Старшим той артели поставила барыня меня. Разжился я деньгами, отделился от родителя, избу поставил. К той поре я и жениться успел, Николка уж ножками бегал. Стал я, как говорится, отрезанный ломоть. А откорячил я на барыню, почитай, годков десять, не меньше. Народил Федьку и еще троих сынков, да они померли во младенчестве.
Так вот, через десять лет службы поклонился я барыне и упросил отпустить меня на вольные хлеба. Она не воспротивилась, напротив, оделила сотней целковых. Зажил я своим хозяйством. Незадолго до воцарения последнего императора преставился наш староста Гришайкин. Сижу я как-то дома, чаи попиваю, вот прямо как с тобою, гляжу: валит ко мне депутация во главе со становым приставом. «Принимай, – говорят мужики, – староство! Доверяем, мол, тебе, Прокоп». С тех пор я селом и верховожу…

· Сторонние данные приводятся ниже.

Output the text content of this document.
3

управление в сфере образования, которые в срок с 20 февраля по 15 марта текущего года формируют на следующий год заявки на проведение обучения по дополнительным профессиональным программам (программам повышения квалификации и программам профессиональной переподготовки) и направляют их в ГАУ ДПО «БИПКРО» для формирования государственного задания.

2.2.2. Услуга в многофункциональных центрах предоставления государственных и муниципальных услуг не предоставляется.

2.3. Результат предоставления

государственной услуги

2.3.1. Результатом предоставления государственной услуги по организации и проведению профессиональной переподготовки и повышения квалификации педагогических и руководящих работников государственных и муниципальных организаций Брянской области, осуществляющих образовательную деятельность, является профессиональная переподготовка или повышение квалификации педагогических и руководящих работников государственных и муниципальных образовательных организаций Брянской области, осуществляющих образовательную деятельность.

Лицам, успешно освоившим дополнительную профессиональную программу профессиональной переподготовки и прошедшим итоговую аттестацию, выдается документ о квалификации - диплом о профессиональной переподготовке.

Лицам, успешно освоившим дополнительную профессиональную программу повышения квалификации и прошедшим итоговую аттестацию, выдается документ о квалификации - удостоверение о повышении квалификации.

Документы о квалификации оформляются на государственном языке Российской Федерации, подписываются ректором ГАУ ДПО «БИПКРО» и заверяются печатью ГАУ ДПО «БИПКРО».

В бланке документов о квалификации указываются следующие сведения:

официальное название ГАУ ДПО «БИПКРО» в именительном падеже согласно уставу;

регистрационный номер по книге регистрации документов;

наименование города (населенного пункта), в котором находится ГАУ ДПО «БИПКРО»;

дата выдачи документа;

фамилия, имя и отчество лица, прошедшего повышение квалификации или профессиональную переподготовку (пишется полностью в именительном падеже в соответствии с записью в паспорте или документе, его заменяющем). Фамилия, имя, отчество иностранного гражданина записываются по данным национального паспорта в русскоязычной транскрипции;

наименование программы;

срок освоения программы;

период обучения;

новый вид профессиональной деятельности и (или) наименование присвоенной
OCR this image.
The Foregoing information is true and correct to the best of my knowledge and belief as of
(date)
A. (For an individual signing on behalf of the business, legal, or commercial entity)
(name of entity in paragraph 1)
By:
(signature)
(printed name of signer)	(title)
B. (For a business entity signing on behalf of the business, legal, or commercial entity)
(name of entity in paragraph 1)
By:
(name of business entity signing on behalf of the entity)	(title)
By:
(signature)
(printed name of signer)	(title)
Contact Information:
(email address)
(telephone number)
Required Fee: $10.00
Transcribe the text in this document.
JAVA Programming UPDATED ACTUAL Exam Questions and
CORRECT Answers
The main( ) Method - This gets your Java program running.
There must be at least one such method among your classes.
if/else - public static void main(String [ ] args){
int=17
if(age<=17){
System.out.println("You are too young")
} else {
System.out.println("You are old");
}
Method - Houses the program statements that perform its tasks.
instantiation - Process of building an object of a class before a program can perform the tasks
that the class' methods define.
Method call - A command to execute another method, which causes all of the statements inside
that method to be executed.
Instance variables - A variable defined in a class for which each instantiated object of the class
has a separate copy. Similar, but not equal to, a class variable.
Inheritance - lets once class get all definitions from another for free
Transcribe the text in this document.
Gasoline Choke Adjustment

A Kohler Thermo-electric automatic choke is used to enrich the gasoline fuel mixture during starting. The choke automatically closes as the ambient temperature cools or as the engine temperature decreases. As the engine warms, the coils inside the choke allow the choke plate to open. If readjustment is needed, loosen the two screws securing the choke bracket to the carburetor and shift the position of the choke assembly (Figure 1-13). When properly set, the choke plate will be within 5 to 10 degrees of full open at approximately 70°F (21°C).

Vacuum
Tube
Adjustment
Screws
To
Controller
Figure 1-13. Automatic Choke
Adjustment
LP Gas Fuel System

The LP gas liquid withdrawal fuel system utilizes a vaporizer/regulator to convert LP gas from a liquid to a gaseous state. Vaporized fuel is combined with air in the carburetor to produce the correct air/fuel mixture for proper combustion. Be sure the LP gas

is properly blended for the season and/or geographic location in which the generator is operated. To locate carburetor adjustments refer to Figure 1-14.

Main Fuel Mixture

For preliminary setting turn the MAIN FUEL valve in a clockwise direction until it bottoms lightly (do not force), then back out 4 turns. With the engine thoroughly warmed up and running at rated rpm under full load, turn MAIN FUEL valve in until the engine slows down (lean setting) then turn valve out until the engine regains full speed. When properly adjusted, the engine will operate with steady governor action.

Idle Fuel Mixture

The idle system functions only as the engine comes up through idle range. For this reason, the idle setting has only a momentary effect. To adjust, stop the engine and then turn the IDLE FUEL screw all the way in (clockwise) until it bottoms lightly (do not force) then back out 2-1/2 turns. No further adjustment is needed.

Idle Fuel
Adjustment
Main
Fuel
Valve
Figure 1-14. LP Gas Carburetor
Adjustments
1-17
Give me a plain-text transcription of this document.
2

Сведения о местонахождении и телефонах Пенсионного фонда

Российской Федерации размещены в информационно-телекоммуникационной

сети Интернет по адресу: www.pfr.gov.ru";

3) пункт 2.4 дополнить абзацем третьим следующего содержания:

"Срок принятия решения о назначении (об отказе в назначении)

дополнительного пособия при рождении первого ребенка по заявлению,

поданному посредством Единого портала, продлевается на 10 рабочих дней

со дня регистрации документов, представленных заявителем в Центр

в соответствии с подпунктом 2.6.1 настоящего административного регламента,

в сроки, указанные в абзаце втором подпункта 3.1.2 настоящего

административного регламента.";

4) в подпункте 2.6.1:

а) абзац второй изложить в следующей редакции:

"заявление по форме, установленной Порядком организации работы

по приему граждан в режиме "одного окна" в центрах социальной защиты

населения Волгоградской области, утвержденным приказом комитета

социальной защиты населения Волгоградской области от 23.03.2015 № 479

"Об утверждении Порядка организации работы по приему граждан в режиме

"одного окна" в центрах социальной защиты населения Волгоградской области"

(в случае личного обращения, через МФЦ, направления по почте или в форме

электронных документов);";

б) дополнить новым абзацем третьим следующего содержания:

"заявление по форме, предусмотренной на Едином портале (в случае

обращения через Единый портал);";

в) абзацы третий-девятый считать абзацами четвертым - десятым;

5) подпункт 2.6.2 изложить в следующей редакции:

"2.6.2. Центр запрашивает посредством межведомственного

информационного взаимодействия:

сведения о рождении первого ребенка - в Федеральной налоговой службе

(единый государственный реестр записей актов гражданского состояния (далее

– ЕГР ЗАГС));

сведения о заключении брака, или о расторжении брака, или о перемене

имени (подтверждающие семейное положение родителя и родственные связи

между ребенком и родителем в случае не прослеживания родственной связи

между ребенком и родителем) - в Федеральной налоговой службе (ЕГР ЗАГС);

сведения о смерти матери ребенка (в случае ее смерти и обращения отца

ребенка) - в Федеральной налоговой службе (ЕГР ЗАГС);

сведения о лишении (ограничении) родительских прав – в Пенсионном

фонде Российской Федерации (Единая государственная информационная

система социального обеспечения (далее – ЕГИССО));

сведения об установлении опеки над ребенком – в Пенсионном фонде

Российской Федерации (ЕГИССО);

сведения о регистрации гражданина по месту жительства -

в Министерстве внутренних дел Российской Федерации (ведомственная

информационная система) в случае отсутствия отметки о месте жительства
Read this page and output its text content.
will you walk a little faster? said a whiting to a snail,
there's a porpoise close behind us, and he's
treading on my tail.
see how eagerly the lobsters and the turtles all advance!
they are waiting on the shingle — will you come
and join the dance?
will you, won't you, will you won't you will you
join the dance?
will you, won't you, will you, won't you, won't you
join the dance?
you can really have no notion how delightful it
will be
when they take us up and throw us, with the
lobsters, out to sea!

Ох, чиво только не было! Попомнить – так сердце заходится. Это, вишь ли, нонче свобода да воля вышли, а бывало – смута революционная в пятом и шестом годе; голытьба принялась усадьбу помещичью громить, палить хлеба зажиточных.
У нас, надо тебе сказать, жили крепкие кулаки – Зосимовы, Крупенины, Удальцовы. Я всех мирил, уговаривал. Наконец отменил царь пакостные выкупные платежи [110], каратели извели зачинщиков бунта. Только утихомирилась деревня – новая беда! Столыпин разрешил выход из общества. Не все шло гладко да по маслу, мил человек. Хотя бездельники да авантюристы покинули мир, отрубников Зосимовых и Удальцовых людишки невзлюбили [111]. Я остался с народом, за журавками в небесех не гнался… С годами угомонились страсти-мордасти, начали жить да добро наживать. Ан, нет! На тебе – война, революция, братоубийство…
Поначалу революцию-то мы привечали – дала власть землицу, сынов вернула с империалистической. Николай мой вернулся с полным Георгием!.. Апосля прислали в село комбед [112] и продотряды. Ну и полилась кровушка! Я зарыл денюжки в саду, отдал властям положенный хлеб и примирил народ, заодно и рощицу барскую прибрали к обществу. Однакось Господь наслал новые беды – стали проходить через село военные части, белые и красные. Кажный норовил взять лошадей и фураж, кажный агитировал биться за его войско. Ох, тут мужики мои и забунтовали! Не признавали никого, акромя схода.
А сход-то кто? Я, Лапшинов, во главе схода! Все шишки на меня. То беляки приходят с нагайками, то чекисты с револьверами – всем я плох стал. Бунтовали мы, покуда власть сама не поклонилась крестьянину и объявила нэп. Таковские, мил человек, пироги, – заключил Прокопий Степанович и допил давно остывший чай.